Calibrated Digital Twins: Improving RCT Analysis with Distributionally Shifted RWD

Huiyuan Wang Speaker
University of Pennsylvania
 
Thursday, Aug 7: 8:35 AM - 8:55 AM
Topic-Contributed Paper Session 
Music City Center 
Randomized controlled trials (RCTs) provide internally valid estimates of treatment effects but are often costly and underpowered. In contrast, real-world data (RWD) offer large-scale, passively collected information that can improve efficiency when integrated appropriately. Recent methods have explored using predictive models trained on RWD—so-called digital twins—to generate individualized outcome predictions and augment RCT analysis. However, when the RWD and RCT populations differ, naively applying external models can induce model shift bias and efficiency loss, undermining the validity of causal conclusions.
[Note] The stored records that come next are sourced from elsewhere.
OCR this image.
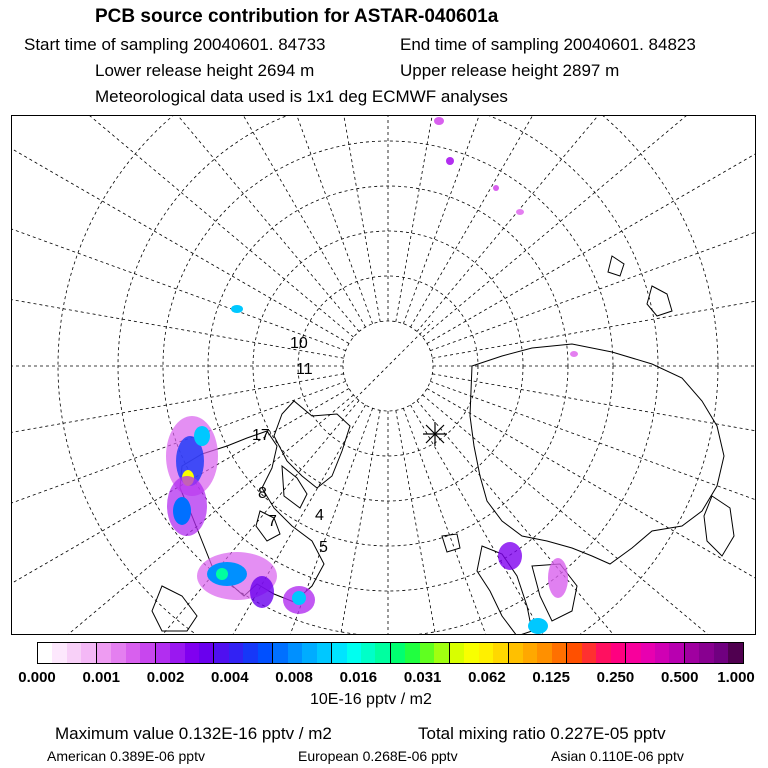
PCB source contribution for ASTAR-040601a
Start time of sampling 20040601. 84733	End time of sampling 20040601. 84823
Lower release height 2694 m	Upper release height 2897 m
Meteorological data used is 1x1 deg ECMWF analyses
10
11
17
8
7 4
5
0.000 0.001 0.002 0.004 0.008 0.016 0.031 0.062 0.125 0.250 0.500 1.000
10E-16 pptv / m2
Maximum value 0.132E-16 pptv / m2	Total mixing ratio 0.227E-05 pptv
American 0.389E-06 pptv	European 0.268E-06 pptv	Asian 0.110E-06 pptv
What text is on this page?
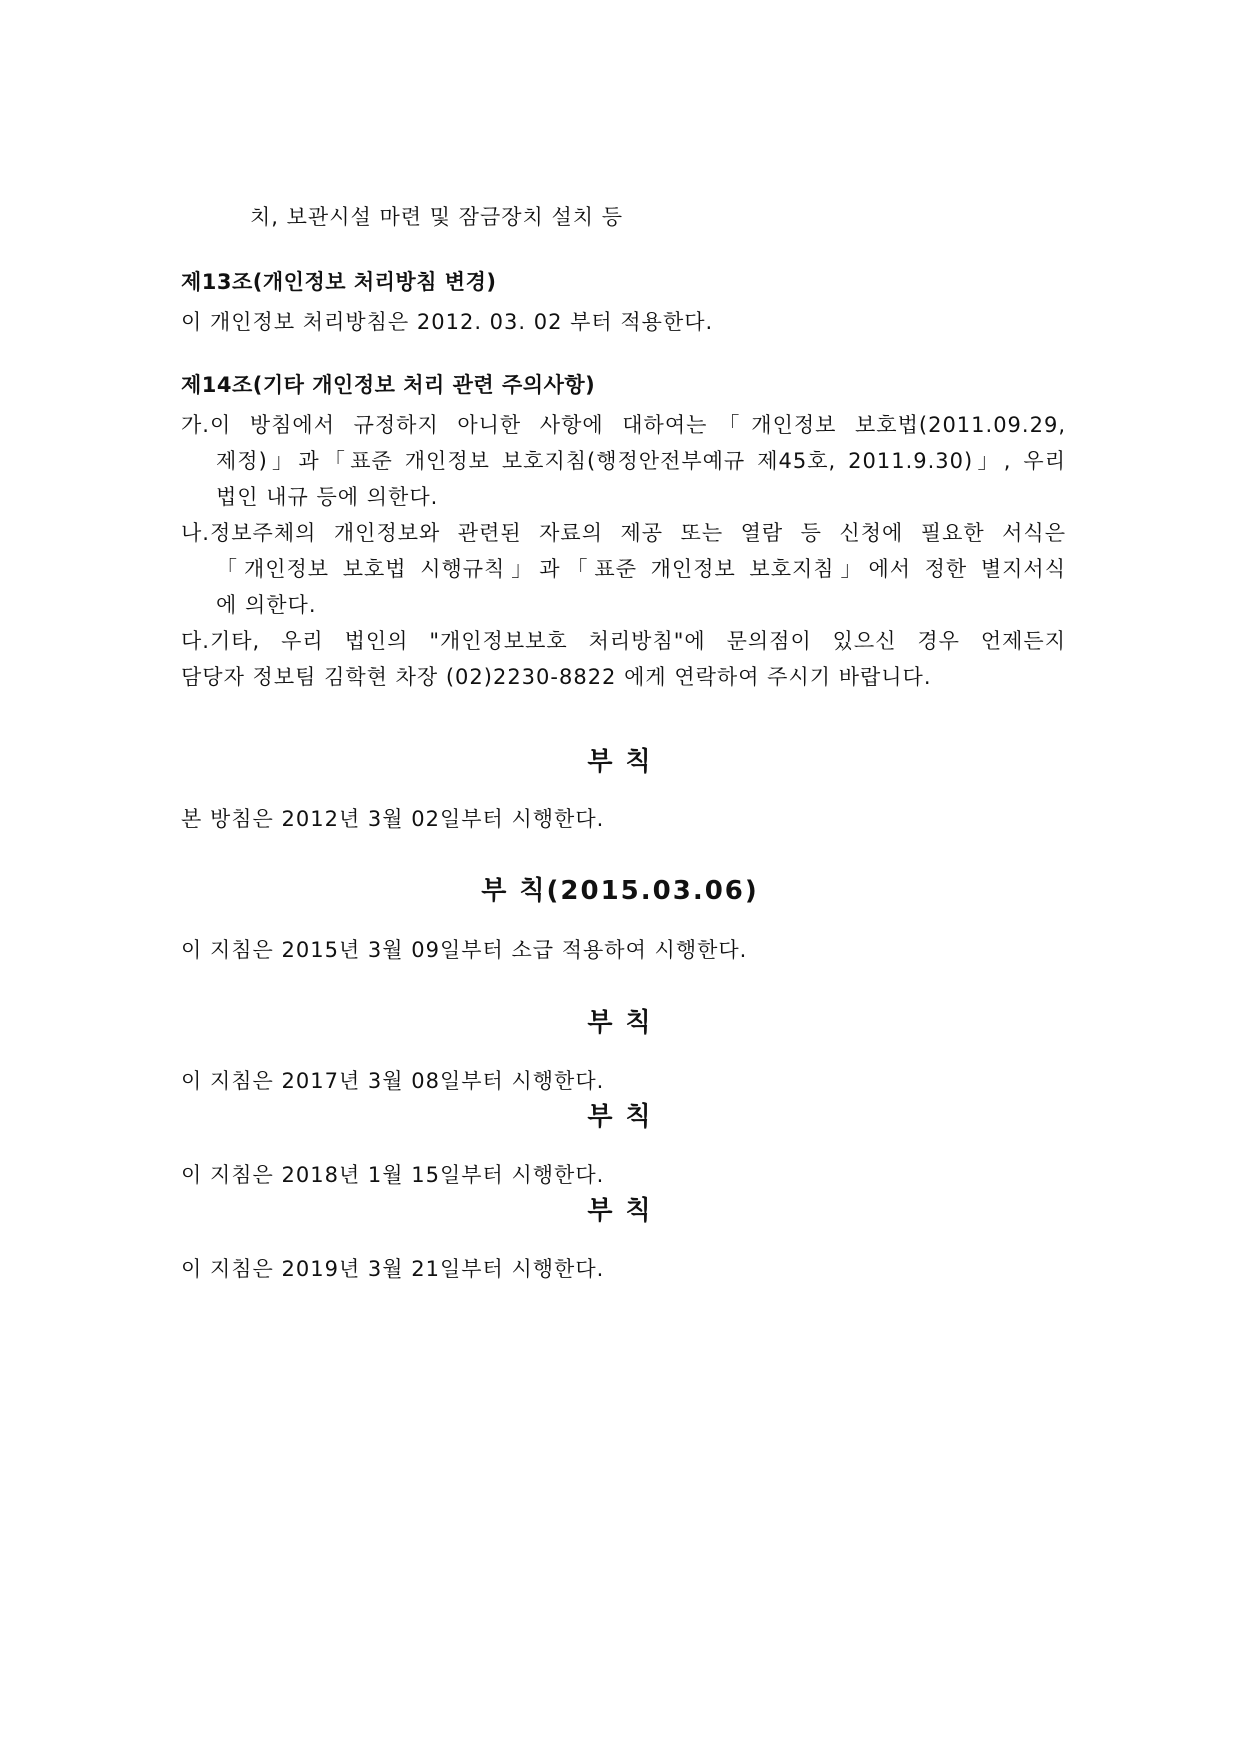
치, 보관시설 마련 및 잠금장치 설치 등
제13조(개인정보 처리방침 변경)
이 개인정보 처리방침은 2012. 03. 02 부터 적용한다.
제14조(기타 개인정보 처리 관련 주의사항)
가.이 방침에서 규정하지 아니한 사항에 대하여는「개인정보 보호법(2011.09.29,
제정)」과「표준 개인정보 보호지침(행정안전부예규 제45호, 2011.9.30)」, 우리
법인 내규 등에 의한다.
나.정보주체의 개인정보와 관련된 자료의 제공 또는 열람 등 신청에 필요한 서식은
「개인정보 보호법 시행규칙」과「표준 개인정보 보호지침」에서 정한 별지서식
에 의한다.
다.기타, 우리 법인의 "개인정보보호 처리방침"에 문의점이 있으신 경우 언제든지
담당자 정보팀 김학현 차장 (02)2230-8822 에게 연락하여 주시기 바랍니다.
부 칙
본 방침은 2012년 3월 02일부터 시행한다.
부 칙(2015.03.06)
이 지침은 2015년 3월 09일부터 소급 적용하여 시행한다.
부 칙
이 지침은 2017년 3월 08일부터 시행한다.
부 칙
이 지침은 2018년 1월 15일부터 시행한다.
부 칙
이 지침은 2019년 3월 21일부터 시행한다.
We propose a new framework that combines RWD-based digital twin modeling with a calibration step using auxiliary outcomes. This calibration adjusts for systematic discrepancies between the trial and real-world populations, enabling valid and efficient treatment effect estimation in hybrid trial designs. Our approach generalizes classical covariate-adjusted regression and prediction-powered inference to settings with distributional shift between data sources. Theoretically, we show that the proposed estimator is consistent and achieves asymptotic variance no larger than that of the unadjusted baseline under a directional alignment condition. Notably, even if this condition fails to hold, the estimator remains asymptotically unbiased. Empirically, we demonstrate substantial gains in statistical efficiency and robustness through simulations and an application to multi-center neuroimaging data, while maintaining the internal validity of the original RCT.